Continua a restare un mistero la scomparsa di Gilberta Palleschi, l'insegnante di inglese di Sora (FR) che manca da casa dallo scorso 1° novembre. La donna, molto nota in città per essere anche la segretaria regionale dell'UNICEF, era uscita di casa per la consueta camminata in direzione della periferia di Sora. Non ha però fatto ritorno entro il solito orario allertando i parenti che si sono subito messi alle sue ricerche. Gilberta non è sposata né ha figli ma ha un ottimo rapporto con la famiglia del fratello che vive nella casa a fianco della sua. Dal giorno della scomparsa, tutta la zona della periferia di Sora è stata battuta a tappeto per trovare eventuali indizi che possano chiarire cosa sia accaduto a Gilberta Palleschi.
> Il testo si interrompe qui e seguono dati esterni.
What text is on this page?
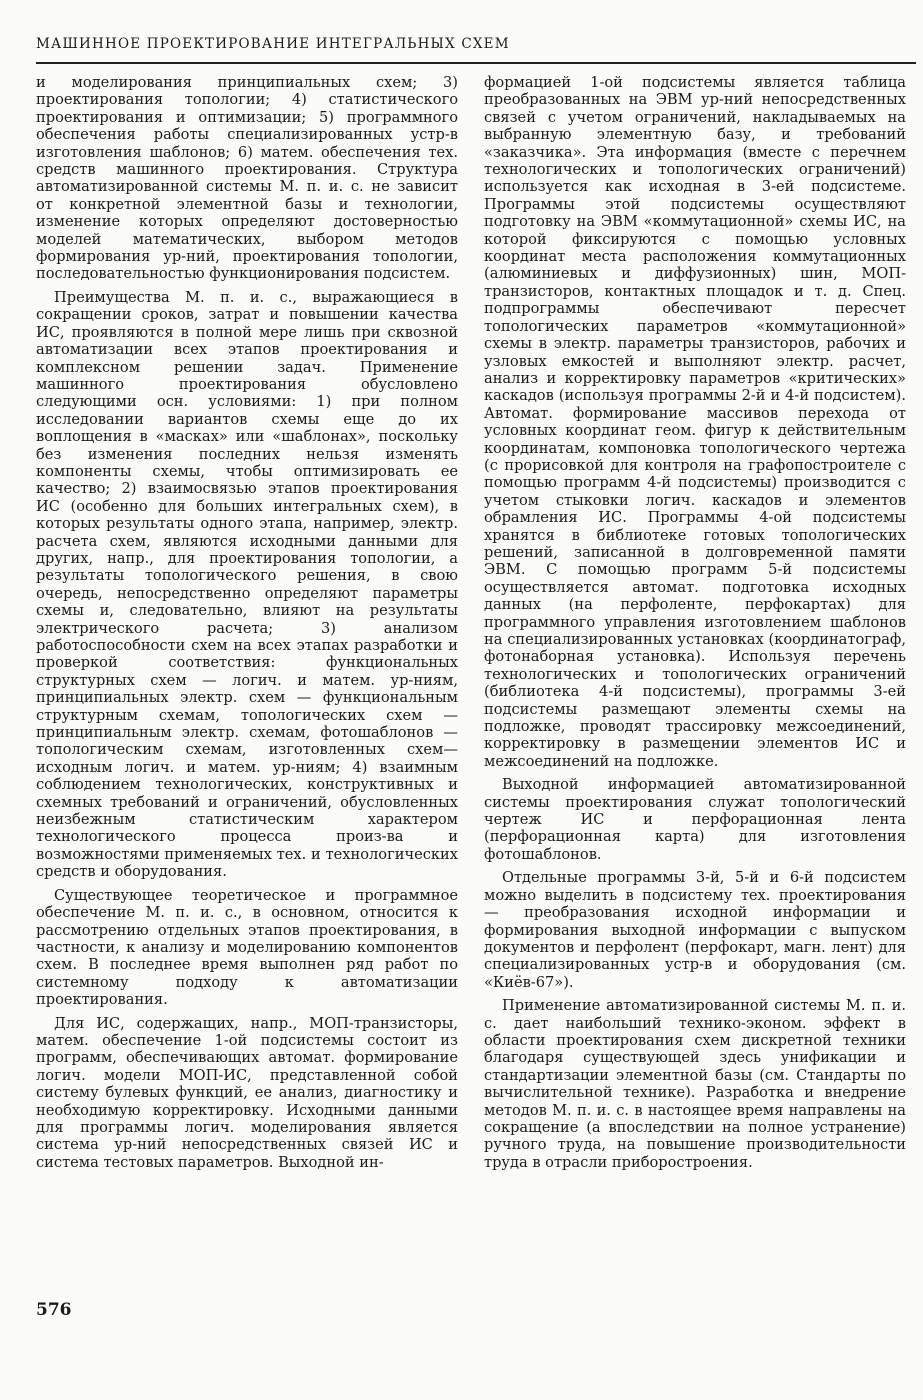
МАШИННОЕ ПРОЕКТИРОВАНИЕ ИНТЕГРАЛЬНЫХ СХЕМ

и моделирования принципиальных схем; 3) проектирования топологии; 4) статистического проектирования и оптимизации; 5) программного обеспечения работы специализированных устр-в изготовления шаблонов; 6) матем. обеспечения тех. средств машинного проектирования. Структура автоматизированной системы М. п. и. с. не зависит от конкретной элементной базы и технологии, изменение которых определяют достоверностью моделей математических, выбором методов формирования ур-ний, проектирования топологии, последовательностью функционирования подсистем.

Преимущества М. п. и. с., выражающиеся в сокращении сроков, затрат и повышении качества ИС, проявляются в полной мере лишь при сквозной автоматизации всех этапов проектирования и комплексном решении задач. Применение машинного проектирования обусловлено следующими осн. условиями: 1) при полном исследовании вариантов схемы еще до их воплощения в «масках» или «шаблонах», поскольку без изменения последних нельзя изменять компоненты схемы, чтобы оптимизировать ее качество; 2) взаимосвязью этапов проектирования ИС (особенно для больших интегральных схем), в которых результаты одного этапа, например, электр. расчета схем, являются исходными данными для других, напр., для проектирования топологии, а результаты топологического решения, в свою очередь, непосредственно определяют параметры схемы и, следовательно, влияют на результаты электрического расчета; 3) анализом работоспособности схем на всех этапах разработки и проверкой соответствия: функциональных структурных схем — логич. и матем. ур-ниям, принципиальных электр. схем — функциональным структурным схемам, топологических схем — принципиальным электр. схемам, фотошаблонов — топологическим схемам, изготовленных схем—исходным логич. и матем. ур-ниям; 4) взаимным соблюдением технологических, конструктивных и схемных требований и ограничений, обусловленных неизбежным статистическим характером технологического процесса произ-ва и возможностями применяемых тех. и технологических средств и оборудования.

Существующее теоретическое и программное обеспечение М. п. и. с., в основном, относится к рассмотрению отдельных этапов проектирования, в частности, к анализу и моделированию компонентов схем. В последнее время выполнен ряд работ по системному подходу к автоматизации проектирования.

Для ИС, содержащих, напр., МОП-транзисторы, матем. обеспечение 1-ой подсистемы состоит из программ, обеспечивающих автомат. формирование логич. модели МОП-ИС, представленной собой систему булевых функций, ее анализ, диагностику и необходимую корректировку. Исходными данными для программы логич. моделирования является система ур-ний непосредственных связей ИС и система тестовых параметров. Выходной ин-

формацией 1-ой подсистемы является таблица преобразованных на ЭВМ ур-ний непосредственных связей с учетом ограничений, накладываемых на выбранную элементную базу, и требований «заказчика». Эта информация (вместе с перечнем технологических и топологических ограничений) используется как исходная в 3-ей подсистеме. Программы этой подсистемы осуществляют подготовку на ЭВМ «коммутационной» схемы ИС, на которой фиксируются с помощью условных координат места расположения коммутационных (алюминиевых и диффузионных) шин, МОП-транзисторов, контактных площадок и т. д. Спец. подпрограммы обеспечивают пересчет топологических параметров «коммутационной» схемы в электр. параметры транзисторов, рабочих и узловых емкостей и выполняют электр. расчет, анализ и корректировку параметров «критических» каскадов (используя программы 2-й и 4-й подсистем). Автомат. формирование массивов перехода от условных координат геом. фигур к действительным координатам, компоновка топологического чертежа (с прорисовкой для контроля на графопостроителе с помощью программ 4-й подсистемы) производится с учетом стыковки логич. каскадов и элементов обрамления ИС. Программы 4-ой подсистемы хранятся в библиотеке готовых топологических решений, записанной в долговременной памяти ЭВМ. С помощью программ 5-й подсистемы осуществляется автомат. подготовка исходных данных (на перфоленте, перфокартах) для программного управления изготовлением шаблонов на специализированных установках (координатограф, фотонаборная установка). Используя перечень технологических и топологических ограничений (библиотека 4-й подсистемы), программы 3-ей подсистемы размещают элементы схемы на подложке, проводят трассировку межсоединений, корректировку в размещении элементов ИС и межсоединений на подложке.

Выходной информацией автоматизированной системы проектирования служат топологический чертеж ИС и перфорационная лента (перфорационная карта) для изготовления фотошаблонов.

Отдельные программы 3-й, 5-й и 6-й подсистем можно выделить в подсистему тех. проектирования — преобразования исходной информации и формирования выходной информации с выпуском документов и перфолент (перфокарт, магн. лент) для специализированных устр-в и оборудования (см. «Киёв-67»).

Применение автоматизированной системы М. п. и. с. дает наибольший технико-эконом. эффект в области проектирования схем дискретной техники благодаря существующей здесь унификации и стандартизации элементной базы (см. Стандарты по вычислительной технике). Разработка и внедрение методов М. п. и. с. в настоящее время направлены на сокращение (а впоследствии на полное устранение) ручного труда, на повышение производительности труда в отрасли приборостроения.

576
In effetti sono stati ritrovati diversi oggetti proprio appartenenti all'insegnate di inglese: si è parlato in particolare della Sim del suo cellulare che sarebbe stata recuperata da un uomo che si era poi rivolto sia al fratello di Gilberta che ai Carabinieri.

Gilberta Palleschi, news dell'11 novembre: si indaga anche per sequestro di persona

Gli inquirenti non escludono nessuna possibilità sulle cause della scomparsa dell'insegnante di inglese di Sora (FR). Inizialmente l'ipotesi più accreditata era quella dell'omicidio volontario: sembrava infatti probabile che Gilberta Palleschi potesse essere stata aggredita (come indicava l'erba schiacciata nei pressi del luogo del ritrovamento di alcuni oggetti) e successivamente uccisa da qualche malintenzionato. Negli ultimi giorni però gli inquirenti hanno cominciato ad indagare anche per sequestro di persona non escludendo che la donna possa essere stata rapita per fini economici. La donna infatti appartiene ad una famiglia benestante e il rapitore potrebbe aver pensato di ricavarne un riscatto.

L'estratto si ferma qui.